HarnerEvans’ professional liability insurer, Continental, a unit of Chicago-based CNA, agreed to provide a defense to HarnerEvans and Mr. Evans, subject to a reservation of rights.

In 2013, a jury in Phoenix state court returned a verdict in Kool’s favor and against Mr. Evans and Aegis on counts of negligent misrepresentation, securities fraud and fraud. It apportioned liability equally between him and Aegis for the $250,000, according to court papers. The court later granted Kool’s request for $261,251 in attorney’s fees and for prejudgment interest. 

CNA denied coverage in the matter, and Kool filed suit against the insurer as a judgment creditor. The U.S. District Court in Phoenix ruled CNA was not obligated to provide coverage, and Kool appealed.

A three-judge panel of the 9th U.S. Circuit Court of Appeals In San Francisco unanimously affirmed the lower courts ruled. “To be covered by the Continental Casualty professional lability insurance policy, Evans’ conduct must have met the policy’s definition of ‘professional services,’” which is defined as either work performed for HarnerEvans’ remuneration, or approved pro bono work, said the ruling.

Neither is the case here, according to the ruling. “There is no evidence in the District Court record that the investment solicitation by Evans was for remuneration inuring to the benefit of HarnerEvans.
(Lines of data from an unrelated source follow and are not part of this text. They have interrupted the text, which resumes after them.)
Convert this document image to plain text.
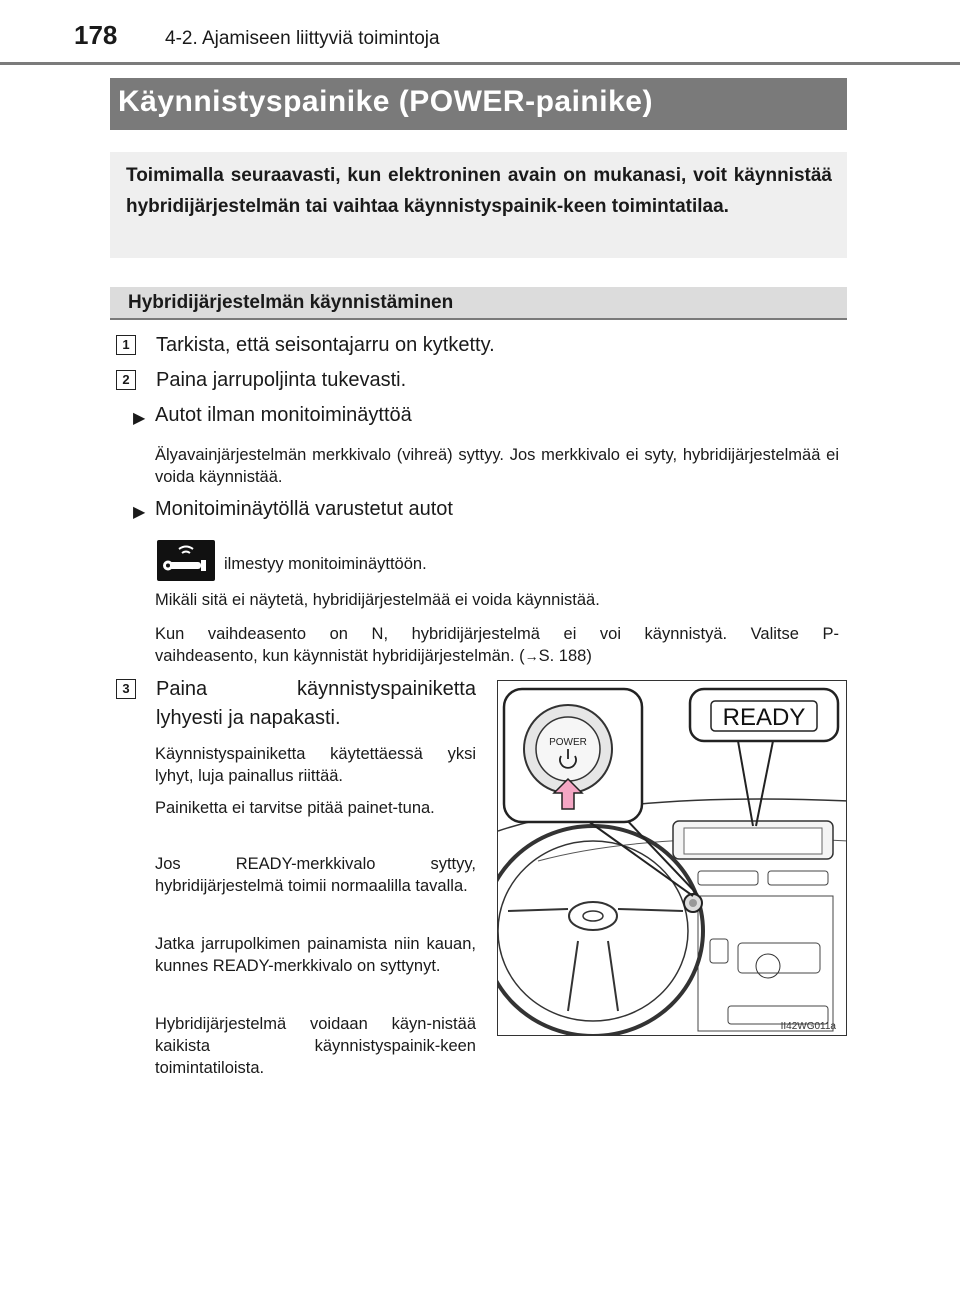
178	4-2. Ajamiseen liittyviä toimintoja
Käynnistyspainike (POWER-painike)
Toimimalla seuraavasti, kun elektroninen avain on mukanasi, voit käynnistää hybridijärjestelmän tai vaihtaa käynnistyspainik-keen toimintatilaa.
Hybridijärjestelmän käynnistäminen
1	Tarkista, että seisontajarru on kytketty.
2	Paina jarrupoljinta tukevasti.
▶ Autot ilman monitoiminäyttöä
Älyavainjärjestelmän merkkivalo (vihreä) syttyy. Jos merkkivalo ei syty, hybridijärjestelmää ei voida käynnistää.
▶ Monitoiminäytöllä varustetut autot
ilmestyy monitoiminäyttöön.
Mikäli sitä ei näytetä, hybridijärjestelmää ei voida käynnistää.
Kun vaihdeasento on N, hybridijärjestelmä ei voi käynnistyä. Valitse P-
vaihdeasento, kun käynnistät hybridijärjestelmän. (→S. 188)
3	Paina käynnistyspainiketta
lyhyesti ja napakasti.
Käynnistyspainiketta käytettäessä yksi lyhyt, luja painallus riittää.
Painiketta ei tarvitse pitää painet-tuna.
Jos READY-merkkivalo syttyy, hybridijärjestelmä toimii normaalilla tavalla.
Jatka jarrupolkimen painamista niin kauan, kunnes READY-merkkivalo on syttynyt.
Hybridijärjestelmä voidaan käyn-nistää kaikista käynnistyspainik-keen toimintatiloista.
POWER
READY
II42WG011a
Nor is there any evidence that the investment solicitation constituted pro bono work,” said the ruling.
 
It added Mr. Evans had paid himself $32,000 from the Aegis Jet bank account holding the Kool Radiators investment just one day after the firm made the investment.

“Soliciting an investment in a company in which Evans had a financial stake and then taking some of that money for himself, was not pro bono work,” said the ruling, in affirming the lower court ruling.